Utah has recently enacted a law in an effort to curb the ability of minors to access adult materials on the internet.
Specifically, the Utah Internet Law would set up a ranking system whereby parents and others concerned about the content displayed on websites could turn on and off access to those sites indicated as containing more adult content. Though the new cyber law would have no effect on websites based outside the state of Utah, the Utah Internet Law has still faced criticism from a variety of groups, including the American Civil Liberties Union (ACLU).
Why would legislators choose to enact the Utah Internet Law
As a historically conservative state with vast influence exerted by the Mormon Church headquartered in Salt Lake City, Utah has seen an array of efforts throughout the years by legislators attempting to preserve ‘family’ and ‘traditional’ values. Politicians in this instance feel that the internet allows unknowing children to access pornographic and violent information in a way in which should not be allowed.
Moreover, politicians in Utah have expressed their belief, through the passage of the Utah Internet Law, that private filtering and parental control options are not effective when it comes to regulating what children are able to view on the internet. These politicians believe that a law specifying and allowing parents to see the rankings of websites prior to children being able to access these sites will effectively curb child access to adult content on the internet.
Why is the ACLU trying to get the Utah Internet Law overturned?
The ACLU views the Utah Internet Law as the Utah state government overextending its regulation authority into the realm of constitutionally protected free speech. Even though the Utah Internet Law would not be able to regulate even the most horrific pornographic images produced from sources outside the state, the ACLU argues that local Utah citizens have every right to express themselves and view what they choose to view without interference from the government.

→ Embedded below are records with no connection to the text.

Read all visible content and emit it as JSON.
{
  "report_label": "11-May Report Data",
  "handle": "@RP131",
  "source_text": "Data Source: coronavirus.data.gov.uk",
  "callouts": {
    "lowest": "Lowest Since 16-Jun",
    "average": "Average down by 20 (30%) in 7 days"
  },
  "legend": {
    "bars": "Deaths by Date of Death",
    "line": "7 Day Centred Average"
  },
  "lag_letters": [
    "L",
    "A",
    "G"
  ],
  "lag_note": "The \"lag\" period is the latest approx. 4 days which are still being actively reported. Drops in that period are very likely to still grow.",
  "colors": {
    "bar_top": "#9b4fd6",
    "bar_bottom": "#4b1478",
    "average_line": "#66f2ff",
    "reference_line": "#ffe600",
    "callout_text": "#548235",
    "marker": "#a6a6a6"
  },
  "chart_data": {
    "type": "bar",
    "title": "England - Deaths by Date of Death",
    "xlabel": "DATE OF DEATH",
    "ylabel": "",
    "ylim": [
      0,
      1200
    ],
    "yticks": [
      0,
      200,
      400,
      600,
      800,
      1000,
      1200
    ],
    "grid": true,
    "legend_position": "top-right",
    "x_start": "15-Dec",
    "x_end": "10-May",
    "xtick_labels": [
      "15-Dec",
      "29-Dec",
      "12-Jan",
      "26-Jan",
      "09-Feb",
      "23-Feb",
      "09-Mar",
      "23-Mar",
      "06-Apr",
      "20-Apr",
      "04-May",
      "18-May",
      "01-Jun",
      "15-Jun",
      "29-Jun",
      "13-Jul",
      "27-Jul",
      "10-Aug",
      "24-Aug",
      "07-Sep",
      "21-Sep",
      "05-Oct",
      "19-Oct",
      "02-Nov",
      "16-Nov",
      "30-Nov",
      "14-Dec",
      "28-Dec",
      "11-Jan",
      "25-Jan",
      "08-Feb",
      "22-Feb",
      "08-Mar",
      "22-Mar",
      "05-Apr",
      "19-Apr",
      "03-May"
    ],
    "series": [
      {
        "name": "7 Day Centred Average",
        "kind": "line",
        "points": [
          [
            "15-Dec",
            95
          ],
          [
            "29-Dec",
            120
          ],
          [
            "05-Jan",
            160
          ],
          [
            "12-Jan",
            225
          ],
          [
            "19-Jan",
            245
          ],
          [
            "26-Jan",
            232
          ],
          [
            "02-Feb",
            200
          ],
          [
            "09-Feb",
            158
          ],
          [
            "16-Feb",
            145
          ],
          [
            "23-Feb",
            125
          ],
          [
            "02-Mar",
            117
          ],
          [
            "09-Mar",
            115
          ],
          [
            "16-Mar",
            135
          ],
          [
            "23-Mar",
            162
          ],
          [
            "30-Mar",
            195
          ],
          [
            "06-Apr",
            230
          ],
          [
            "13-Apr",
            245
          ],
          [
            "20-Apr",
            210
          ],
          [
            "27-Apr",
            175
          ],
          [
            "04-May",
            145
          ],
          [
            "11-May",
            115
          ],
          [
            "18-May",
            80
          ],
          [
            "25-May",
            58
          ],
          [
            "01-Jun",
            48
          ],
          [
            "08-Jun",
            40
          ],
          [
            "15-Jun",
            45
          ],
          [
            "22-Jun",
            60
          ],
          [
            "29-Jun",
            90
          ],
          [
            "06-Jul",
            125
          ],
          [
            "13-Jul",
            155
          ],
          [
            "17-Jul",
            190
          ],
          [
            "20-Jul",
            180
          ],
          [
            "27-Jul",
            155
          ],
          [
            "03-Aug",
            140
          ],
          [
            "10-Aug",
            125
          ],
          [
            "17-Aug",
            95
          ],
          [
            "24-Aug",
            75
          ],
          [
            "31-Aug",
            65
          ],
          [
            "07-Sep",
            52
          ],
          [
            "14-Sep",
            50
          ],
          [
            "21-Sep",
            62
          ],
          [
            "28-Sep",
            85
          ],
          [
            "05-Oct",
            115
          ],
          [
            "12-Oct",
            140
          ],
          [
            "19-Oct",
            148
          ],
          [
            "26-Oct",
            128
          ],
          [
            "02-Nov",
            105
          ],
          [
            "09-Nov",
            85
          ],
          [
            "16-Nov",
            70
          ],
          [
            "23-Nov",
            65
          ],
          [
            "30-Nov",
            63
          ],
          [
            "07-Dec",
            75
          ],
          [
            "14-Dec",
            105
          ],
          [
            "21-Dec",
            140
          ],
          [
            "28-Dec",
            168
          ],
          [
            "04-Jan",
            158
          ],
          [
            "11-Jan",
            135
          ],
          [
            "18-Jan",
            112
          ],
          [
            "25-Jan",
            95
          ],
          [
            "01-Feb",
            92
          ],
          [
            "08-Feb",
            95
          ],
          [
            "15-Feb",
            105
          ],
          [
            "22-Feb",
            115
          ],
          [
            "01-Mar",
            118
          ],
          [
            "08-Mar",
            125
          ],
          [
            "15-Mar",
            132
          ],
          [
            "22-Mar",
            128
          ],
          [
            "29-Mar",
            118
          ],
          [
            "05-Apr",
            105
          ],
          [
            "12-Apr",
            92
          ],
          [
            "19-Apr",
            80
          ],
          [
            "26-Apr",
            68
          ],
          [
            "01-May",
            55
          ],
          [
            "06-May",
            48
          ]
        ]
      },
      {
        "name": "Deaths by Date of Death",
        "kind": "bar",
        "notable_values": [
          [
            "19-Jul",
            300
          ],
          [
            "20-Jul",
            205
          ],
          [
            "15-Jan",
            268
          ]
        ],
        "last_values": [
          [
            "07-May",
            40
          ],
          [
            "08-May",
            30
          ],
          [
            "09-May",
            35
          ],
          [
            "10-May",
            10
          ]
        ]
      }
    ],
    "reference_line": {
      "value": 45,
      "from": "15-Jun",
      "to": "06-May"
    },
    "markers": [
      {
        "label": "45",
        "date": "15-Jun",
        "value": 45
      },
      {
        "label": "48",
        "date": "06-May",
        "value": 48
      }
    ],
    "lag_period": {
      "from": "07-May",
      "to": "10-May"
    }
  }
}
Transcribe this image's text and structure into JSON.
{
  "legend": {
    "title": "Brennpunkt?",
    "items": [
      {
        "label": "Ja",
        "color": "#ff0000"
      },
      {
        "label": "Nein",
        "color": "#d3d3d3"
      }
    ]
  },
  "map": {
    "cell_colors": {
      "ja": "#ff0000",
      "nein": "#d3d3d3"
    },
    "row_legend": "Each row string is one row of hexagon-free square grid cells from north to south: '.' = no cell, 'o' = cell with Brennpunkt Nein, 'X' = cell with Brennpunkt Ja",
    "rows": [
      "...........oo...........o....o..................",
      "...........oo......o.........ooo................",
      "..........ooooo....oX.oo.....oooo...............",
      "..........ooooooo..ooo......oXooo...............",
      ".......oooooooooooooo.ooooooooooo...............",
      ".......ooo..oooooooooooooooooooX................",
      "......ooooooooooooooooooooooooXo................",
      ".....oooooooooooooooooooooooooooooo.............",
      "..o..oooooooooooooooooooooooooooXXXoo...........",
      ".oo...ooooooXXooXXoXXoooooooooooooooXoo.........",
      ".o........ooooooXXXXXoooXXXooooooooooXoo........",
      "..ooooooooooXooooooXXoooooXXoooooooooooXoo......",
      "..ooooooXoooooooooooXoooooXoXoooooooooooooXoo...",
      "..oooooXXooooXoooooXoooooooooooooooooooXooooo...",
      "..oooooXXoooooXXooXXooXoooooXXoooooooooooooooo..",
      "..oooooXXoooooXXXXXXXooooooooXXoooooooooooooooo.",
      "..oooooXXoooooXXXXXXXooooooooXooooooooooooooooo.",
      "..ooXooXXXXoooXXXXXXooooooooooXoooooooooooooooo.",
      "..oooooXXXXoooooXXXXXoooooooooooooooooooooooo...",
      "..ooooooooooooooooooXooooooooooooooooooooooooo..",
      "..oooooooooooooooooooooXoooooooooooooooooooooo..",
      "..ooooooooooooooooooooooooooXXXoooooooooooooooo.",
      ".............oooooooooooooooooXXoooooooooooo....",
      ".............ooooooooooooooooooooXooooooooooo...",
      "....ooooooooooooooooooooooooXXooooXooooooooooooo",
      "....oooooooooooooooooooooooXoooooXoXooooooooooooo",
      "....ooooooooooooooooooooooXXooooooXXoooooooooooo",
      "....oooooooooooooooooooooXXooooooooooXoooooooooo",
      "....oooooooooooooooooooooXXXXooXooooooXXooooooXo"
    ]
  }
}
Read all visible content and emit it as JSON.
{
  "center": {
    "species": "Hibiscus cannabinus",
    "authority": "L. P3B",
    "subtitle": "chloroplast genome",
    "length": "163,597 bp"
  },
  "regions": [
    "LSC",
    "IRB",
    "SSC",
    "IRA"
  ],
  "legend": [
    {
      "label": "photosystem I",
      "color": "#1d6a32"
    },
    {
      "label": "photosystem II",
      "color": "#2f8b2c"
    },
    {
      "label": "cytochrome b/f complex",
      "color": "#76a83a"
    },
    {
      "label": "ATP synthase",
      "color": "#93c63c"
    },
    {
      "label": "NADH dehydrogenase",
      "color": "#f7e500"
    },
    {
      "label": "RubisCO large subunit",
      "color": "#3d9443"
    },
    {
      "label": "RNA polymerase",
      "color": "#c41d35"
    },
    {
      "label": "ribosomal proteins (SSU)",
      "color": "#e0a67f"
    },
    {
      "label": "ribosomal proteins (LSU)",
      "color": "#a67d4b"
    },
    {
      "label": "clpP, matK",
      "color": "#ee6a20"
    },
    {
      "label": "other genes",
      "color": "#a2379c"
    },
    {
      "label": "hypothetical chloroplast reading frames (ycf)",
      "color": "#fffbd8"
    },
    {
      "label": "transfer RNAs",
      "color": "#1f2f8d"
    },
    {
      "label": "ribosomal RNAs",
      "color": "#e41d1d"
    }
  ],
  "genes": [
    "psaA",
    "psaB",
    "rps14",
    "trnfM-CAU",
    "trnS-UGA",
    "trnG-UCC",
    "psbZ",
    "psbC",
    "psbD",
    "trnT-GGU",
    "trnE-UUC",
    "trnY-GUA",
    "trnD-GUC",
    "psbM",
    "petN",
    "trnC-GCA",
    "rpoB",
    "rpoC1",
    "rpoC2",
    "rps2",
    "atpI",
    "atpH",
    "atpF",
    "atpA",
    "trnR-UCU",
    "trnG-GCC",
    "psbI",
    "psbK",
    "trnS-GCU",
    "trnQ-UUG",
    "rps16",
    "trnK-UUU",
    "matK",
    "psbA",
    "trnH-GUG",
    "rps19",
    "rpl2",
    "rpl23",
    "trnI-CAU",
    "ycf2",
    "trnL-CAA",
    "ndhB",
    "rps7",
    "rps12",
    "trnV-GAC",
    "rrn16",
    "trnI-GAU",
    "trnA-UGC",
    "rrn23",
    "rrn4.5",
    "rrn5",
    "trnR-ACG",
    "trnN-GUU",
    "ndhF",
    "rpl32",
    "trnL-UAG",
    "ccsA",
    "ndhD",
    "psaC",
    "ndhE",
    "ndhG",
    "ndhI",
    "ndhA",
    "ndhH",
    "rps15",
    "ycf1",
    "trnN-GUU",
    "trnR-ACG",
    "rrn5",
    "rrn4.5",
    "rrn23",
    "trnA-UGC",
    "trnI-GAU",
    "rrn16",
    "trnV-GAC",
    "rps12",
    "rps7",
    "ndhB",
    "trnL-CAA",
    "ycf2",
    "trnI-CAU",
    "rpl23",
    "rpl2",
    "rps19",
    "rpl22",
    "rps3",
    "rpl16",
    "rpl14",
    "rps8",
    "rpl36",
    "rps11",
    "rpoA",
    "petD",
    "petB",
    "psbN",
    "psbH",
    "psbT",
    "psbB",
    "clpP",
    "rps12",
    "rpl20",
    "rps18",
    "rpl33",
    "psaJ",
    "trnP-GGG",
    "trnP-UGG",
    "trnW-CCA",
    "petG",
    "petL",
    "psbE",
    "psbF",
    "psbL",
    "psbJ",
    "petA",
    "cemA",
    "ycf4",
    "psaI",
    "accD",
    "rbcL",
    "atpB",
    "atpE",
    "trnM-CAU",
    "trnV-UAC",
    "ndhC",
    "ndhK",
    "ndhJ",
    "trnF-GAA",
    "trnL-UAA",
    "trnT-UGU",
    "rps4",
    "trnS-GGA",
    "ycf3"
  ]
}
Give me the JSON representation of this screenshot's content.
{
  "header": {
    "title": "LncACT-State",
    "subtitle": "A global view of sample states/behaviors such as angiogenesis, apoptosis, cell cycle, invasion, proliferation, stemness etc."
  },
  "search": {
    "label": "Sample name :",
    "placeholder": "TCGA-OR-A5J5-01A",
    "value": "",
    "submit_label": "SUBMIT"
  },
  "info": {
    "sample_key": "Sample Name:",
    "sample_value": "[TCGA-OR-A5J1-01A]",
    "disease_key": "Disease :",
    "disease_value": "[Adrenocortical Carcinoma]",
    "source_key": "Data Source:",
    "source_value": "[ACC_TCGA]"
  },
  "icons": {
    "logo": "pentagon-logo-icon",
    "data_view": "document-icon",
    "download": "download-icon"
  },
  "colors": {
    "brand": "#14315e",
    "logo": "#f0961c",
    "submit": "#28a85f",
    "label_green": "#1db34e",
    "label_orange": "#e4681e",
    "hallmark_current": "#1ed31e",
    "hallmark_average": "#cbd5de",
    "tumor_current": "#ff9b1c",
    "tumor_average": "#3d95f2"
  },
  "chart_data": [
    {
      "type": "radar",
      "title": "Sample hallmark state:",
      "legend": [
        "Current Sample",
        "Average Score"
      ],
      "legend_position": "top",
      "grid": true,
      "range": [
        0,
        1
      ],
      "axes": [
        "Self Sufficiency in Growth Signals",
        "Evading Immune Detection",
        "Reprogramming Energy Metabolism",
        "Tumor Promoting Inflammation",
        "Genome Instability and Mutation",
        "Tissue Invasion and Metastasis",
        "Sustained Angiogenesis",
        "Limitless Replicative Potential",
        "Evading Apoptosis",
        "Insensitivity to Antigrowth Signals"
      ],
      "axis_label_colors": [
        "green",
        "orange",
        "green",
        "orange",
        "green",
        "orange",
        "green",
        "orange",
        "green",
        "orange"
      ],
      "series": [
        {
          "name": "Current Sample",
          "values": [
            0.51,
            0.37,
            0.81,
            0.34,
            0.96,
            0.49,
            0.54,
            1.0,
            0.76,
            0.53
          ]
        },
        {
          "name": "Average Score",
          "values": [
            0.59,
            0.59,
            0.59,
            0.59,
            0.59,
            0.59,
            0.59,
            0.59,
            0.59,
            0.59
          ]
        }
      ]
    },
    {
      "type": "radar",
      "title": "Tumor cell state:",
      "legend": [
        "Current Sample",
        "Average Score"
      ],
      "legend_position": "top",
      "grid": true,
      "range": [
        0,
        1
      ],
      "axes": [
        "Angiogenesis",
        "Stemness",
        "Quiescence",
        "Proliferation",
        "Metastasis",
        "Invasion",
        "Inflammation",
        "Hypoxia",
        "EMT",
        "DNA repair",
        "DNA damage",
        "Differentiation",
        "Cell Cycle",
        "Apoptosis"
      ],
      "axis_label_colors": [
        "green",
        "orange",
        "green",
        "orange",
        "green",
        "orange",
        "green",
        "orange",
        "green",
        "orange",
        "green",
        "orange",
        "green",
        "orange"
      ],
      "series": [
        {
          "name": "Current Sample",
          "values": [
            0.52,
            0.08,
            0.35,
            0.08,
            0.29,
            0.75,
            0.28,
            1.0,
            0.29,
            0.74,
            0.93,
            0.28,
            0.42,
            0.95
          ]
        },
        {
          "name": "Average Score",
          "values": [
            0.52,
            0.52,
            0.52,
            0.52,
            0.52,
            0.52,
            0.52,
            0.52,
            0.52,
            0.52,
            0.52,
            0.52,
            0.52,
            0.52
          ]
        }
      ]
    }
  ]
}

The ACLU argues further that if parents want to personally limit their children’s access to pornographic or other material, the parents have the right to purchase private parental control programs or enact, in other ways, restrictions on the websites able to be viewed in their household. The ACLU has mentioned the inability of the Utah Internet Law to even effectively explain what constitutes offensive materials. Items that the ACLU fears will be banned if the Utah Internet Law is not overturned include access to medical and anatomy websites, and access to nude art from all eras in history.